La regata sta diventando sempre più popolare, così come le regate a una o due mani in generale, anche in Germania. Le barche tipiche per questo scopo speciale sono le JPK 10.80 (test in YACHT 19/14) o il Sun Fast 3600 di Jeanneau (test in YACHT 24/13). L'ultimo annuncio è il J 11 SH (SH sta per Short Handed). La barca è una versione speciale del racer di classe J 111 (test in YACHT 18/2011). I francesi hanno dotato la nuova versione di due pale del timone e di un sistema di governo a barra. Questo dovrebbe ridurre la pressione del timone sulla barca e facilitare il lavoro dell'autopilota. Il J 11 SH ha anche una poppa inclinata verticalmente.
L'imbarcazione SH avrà anche un albero in alluminio. Il J 111, invece, è dotato di un albero in fibra di carbonio di serie. Questo favorisce in particolare la classificazione IRC. Per il J 11 SH si calcola un valore di TCC di 1.060. Anche gli allestimenti interni del 111, già poco lussuosi, sono stati snelliti per la versione SH. Nel salone della nuova imbarcazione, ad esempio, sono state installate cuccette tubolari al posto dei divani laterali.

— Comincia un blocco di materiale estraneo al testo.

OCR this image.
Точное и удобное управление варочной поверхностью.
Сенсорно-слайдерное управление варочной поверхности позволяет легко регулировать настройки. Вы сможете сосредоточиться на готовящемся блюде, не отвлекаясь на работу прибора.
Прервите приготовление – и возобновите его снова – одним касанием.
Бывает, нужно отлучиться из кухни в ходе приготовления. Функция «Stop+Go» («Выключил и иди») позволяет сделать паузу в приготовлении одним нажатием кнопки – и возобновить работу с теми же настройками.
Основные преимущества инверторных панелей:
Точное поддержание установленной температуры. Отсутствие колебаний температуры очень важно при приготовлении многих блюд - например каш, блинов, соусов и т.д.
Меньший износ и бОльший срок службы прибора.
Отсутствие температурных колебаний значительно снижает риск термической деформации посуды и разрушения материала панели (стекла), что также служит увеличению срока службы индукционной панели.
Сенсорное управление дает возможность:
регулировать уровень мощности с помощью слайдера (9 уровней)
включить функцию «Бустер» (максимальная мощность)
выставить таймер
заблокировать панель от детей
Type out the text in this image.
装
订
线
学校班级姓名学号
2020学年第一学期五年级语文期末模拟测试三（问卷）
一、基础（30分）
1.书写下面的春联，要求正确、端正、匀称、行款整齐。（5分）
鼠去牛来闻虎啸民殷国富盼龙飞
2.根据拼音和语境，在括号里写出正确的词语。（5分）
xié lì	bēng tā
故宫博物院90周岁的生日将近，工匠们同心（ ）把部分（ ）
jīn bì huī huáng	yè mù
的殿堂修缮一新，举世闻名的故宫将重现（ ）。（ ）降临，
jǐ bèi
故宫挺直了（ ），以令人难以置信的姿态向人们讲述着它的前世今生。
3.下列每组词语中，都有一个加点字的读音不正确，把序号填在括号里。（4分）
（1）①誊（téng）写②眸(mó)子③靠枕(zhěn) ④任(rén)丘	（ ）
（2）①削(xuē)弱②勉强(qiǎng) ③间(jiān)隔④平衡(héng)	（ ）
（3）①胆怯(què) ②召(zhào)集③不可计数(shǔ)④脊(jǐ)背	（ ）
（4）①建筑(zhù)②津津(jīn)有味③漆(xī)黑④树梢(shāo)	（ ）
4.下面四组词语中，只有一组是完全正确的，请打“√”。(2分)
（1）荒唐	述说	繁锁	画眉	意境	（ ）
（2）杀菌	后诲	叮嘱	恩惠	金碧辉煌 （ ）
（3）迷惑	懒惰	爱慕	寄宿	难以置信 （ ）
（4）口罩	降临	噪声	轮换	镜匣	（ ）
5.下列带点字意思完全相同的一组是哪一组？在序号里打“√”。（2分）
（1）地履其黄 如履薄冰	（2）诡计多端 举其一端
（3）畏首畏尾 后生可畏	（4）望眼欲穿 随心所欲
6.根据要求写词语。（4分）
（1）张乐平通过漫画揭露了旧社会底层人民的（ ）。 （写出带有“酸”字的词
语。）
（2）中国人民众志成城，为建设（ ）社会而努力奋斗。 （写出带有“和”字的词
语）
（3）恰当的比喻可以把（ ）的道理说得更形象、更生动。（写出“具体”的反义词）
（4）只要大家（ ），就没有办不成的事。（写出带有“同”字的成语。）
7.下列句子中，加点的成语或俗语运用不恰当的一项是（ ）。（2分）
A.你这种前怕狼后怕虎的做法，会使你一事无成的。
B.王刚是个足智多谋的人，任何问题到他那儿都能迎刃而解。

Il J 11 SH costerà 177.280 euro, IVA inclusa, ma senza vele. Questo rende la variante significativamente più economica rispetto al J 111 nella versione standard con rig in carbonio. Quest'ultima costa circa 215.000 euro.
Il Cantiere navale Mittelmann , rivenditore di J Boats in Germania, sarà presente alla fiera di Düsseldorf dalla prossima settimana e sarà lieta di presentare il nuovo progetto agli interessati. Si trova nel padiglione 15, stand B 41.